If the councils can push away concerned mothers nagging them about the need for fire stations and A&Es they will have a much easier time stripping the government down to nothing. With the "international elite" not living here, but occupying flats, they won't have to answer why the 27 year old head of a new primary school walked off the job or why Lord Nash's Millbank Academy has no head or deputy head on site safeguarding the children. The "international elite" will not protest footbridges into public squares or care about the siphoning off of school playgrounds to NHS contractors.

The "international elite" are particularly drawn to London. As far as I understand, the owner of a £2,000,000 flat in Westminster might pay £120 a month in council tax and a bit of ground rent each year, after that there are no other outgoings other than heat (no wonder the city can't afford any services). The overhead on that kind of residence in New York City would be a minimum of £3,000 per month if not more.

The central councils are sitting on a gold mine in London property and refuse to do anything to monetize it and instead focus on eliminating the normal services one expects of government.

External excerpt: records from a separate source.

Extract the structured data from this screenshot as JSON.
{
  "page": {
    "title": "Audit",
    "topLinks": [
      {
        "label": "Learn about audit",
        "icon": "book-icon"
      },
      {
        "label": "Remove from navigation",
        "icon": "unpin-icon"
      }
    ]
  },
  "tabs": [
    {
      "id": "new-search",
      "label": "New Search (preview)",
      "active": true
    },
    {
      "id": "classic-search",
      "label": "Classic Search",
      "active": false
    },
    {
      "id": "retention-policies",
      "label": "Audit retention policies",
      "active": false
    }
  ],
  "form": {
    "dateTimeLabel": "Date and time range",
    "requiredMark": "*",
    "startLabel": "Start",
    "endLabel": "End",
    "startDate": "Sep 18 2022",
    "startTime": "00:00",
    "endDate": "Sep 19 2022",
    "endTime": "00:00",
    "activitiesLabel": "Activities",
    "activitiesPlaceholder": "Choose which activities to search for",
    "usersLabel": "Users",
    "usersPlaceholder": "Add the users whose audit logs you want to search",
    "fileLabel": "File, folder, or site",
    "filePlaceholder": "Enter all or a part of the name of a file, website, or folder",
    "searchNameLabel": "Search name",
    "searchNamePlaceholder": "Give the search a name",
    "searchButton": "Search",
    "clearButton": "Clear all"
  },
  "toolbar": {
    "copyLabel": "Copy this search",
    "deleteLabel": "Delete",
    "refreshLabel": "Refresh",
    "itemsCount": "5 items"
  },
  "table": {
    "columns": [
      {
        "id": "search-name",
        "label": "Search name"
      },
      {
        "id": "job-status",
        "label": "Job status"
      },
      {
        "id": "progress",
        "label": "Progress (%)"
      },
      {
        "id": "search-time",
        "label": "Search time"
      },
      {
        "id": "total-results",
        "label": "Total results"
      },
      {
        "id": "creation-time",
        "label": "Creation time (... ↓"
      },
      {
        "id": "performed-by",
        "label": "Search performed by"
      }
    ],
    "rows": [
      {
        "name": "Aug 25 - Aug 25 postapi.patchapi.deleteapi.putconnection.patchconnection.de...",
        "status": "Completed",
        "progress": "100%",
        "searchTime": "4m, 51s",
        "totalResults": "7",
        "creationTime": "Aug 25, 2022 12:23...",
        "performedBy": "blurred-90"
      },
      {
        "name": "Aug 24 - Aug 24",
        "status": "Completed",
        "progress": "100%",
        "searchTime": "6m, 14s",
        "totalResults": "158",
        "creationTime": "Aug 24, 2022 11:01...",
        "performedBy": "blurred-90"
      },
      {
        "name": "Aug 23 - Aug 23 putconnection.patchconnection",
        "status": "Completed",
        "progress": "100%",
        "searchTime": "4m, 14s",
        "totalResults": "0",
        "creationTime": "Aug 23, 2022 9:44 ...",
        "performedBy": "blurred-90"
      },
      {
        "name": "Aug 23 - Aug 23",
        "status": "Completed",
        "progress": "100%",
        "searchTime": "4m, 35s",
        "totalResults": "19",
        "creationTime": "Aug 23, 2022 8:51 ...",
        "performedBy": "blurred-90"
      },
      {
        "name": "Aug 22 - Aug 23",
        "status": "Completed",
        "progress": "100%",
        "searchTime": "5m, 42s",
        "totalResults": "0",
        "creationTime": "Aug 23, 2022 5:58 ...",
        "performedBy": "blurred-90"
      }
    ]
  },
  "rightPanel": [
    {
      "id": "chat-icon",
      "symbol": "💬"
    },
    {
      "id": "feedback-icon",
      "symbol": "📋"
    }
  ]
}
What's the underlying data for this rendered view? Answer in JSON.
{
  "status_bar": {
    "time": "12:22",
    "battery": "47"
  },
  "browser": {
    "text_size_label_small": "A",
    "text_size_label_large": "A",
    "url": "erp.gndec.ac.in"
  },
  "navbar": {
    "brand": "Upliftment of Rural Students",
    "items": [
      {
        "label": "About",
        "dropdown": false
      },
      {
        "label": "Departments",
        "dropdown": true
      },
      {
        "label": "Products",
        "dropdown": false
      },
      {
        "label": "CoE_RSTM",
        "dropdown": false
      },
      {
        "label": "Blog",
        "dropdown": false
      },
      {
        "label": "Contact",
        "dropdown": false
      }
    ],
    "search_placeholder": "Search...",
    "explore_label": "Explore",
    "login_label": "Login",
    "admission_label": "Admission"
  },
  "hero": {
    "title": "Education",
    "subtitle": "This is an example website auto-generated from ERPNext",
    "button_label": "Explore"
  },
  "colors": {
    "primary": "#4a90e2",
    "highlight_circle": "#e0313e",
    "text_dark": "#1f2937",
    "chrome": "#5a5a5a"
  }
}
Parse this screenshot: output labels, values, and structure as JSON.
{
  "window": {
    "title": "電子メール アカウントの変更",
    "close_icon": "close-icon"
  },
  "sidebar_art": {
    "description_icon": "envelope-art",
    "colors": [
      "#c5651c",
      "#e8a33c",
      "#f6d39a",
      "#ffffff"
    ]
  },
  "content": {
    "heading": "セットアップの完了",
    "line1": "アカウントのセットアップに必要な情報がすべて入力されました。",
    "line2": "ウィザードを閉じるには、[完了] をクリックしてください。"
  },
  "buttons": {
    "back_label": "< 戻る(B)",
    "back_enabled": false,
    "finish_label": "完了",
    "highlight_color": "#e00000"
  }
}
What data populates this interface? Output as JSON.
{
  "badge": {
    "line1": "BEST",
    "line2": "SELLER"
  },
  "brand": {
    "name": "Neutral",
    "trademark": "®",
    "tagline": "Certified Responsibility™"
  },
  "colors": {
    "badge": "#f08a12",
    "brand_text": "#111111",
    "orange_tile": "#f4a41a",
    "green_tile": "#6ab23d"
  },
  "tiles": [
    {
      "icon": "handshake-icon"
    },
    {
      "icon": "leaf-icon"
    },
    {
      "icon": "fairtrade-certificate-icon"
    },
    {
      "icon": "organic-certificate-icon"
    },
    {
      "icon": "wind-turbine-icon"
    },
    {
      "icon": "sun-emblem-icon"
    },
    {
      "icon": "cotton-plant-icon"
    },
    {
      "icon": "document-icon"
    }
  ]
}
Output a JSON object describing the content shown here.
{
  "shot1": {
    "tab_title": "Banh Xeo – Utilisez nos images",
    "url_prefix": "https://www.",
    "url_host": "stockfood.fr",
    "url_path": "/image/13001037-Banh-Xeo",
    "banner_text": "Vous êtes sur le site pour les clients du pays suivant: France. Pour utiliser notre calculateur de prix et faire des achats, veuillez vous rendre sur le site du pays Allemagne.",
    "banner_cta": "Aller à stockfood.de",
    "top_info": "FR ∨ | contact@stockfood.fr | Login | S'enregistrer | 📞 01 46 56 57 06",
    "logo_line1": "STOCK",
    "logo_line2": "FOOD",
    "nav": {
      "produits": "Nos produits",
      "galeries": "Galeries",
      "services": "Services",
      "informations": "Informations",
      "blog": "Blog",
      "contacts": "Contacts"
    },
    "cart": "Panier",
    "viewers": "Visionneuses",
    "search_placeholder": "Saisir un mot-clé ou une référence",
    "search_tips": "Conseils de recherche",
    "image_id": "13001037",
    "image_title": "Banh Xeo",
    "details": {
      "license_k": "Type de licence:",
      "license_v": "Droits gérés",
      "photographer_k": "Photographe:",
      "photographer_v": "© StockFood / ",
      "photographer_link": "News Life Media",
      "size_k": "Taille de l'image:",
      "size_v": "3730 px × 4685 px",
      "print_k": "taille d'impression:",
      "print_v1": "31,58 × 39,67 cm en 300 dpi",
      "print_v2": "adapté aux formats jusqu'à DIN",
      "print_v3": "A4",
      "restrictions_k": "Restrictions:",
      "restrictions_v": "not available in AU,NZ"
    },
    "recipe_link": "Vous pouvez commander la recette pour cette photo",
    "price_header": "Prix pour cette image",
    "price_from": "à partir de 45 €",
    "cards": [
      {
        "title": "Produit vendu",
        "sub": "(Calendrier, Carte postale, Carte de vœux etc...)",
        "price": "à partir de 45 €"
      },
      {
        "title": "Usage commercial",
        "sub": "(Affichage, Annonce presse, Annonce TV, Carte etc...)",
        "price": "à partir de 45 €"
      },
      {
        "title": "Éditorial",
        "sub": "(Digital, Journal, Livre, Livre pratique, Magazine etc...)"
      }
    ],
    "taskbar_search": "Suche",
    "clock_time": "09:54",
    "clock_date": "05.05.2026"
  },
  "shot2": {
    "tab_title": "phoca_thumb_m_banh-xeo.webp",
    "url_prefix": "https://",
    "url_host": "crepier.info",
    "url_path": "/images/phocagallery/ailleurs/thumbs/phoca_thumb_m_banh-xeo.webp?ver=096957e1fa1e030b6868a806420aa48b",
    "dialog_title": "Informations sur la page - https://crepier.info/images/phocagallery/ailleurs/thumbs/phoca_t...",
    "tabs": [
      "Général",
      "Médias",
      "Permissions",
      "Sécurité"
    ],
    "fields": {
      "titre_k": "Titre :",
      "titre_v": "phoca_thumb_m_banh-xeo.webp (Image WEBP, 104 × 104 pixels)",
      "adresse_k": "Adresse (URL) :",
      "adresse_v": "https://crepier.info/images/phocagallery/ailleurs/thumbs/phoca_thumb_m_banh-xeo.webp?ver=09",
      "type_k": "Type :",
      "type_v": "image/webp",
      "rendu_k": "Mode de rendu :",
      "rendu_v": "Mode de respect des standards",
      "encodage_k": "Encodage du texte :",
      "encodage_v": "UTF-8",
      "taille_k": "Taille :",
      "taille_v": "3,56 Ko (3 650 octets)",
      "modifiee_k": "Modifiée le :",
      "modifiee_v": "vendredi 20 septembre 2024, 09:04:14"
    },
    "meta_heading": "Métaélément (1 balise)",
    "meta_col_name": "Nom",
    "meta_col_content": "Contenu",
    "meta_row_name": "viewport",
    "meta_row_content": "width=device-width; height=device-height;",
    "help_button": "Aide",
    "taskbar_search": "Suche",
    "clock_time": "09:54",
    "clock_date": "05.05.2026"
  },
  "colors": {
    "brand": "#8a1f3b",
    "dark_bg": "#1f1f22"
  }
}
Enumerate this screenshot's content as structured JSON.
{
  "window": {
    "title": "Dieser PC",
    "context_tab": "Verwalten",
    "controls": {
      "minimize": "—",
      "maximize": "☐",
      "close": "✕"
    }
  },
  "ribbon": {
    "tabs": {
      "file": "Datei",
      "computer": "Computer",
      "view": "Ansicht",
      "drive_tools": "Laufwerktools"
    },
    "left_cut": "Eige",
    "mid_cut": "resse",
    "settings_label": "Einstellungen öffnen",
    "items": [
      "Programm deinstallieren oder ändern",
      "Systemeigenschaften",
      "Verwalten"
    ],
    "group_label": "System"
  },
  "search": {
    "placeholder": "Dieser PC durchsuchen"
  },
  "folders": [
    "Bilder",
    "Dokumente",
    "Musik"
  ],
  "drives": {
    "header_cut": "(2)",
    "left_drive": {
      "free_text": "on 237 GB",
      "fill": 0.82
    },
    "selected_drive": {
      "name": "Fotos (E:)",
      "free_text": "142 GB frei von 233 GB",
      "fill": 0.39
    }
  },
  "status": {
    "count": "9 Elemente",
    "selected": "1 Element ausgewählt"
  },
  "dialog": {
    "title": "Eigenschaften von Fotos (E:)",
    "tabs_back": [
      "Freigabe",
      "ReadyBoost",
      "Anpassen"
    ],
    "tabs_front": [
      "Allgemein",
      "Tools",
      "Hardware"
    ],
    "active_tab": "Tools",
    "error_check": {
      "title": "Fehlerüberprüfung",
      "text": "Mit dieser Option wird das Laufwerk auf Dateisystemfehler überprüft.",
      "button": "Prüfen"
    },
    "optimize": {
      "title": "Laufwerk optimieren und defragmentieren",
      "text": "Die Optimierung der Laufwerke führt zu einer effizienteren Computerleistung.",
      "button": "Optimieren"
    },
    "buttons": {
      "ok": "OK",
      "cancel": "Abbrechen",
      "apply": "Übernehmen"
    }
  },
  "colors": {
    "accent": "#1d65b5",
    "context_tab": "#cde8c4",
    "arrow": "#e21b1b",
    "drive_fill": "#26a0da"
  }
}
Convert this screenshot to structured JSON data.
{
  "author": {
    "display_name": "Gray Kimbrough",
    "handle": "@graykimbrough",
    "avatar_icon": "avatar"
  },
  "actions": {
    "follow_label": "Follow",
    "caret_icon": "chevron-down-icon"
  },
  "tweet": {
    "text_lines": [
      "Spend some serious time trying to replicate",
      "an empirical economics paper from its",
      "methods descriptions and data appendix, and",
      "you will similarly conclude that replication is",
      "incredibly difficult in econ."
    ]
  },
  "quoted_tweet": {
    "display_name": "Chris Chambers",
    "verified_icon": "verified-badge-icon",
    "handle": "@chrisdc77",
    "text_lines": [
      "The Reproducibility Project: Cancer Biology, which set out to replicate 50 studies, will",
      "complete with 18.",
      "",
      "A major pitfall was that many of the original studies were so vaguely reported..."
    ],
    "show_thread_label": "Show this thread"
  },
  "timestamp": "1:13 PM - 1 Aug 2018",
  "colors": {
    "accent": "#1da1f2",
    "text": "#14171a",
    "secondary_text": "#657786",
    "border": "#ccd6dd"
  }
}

In my ten years as a renter in the UK, I only paid rent to a resident of the UK for one year - all the rest of my rent went overseas.

London, wave good-by to normal families who care passionately about you and give a nod to anonymous, super-rich people who don't vote, don't use the library, likely won't go to the local shops, don't use the NHS (and protest when you sell it off) and certainly would never would allow their children to attend a state school.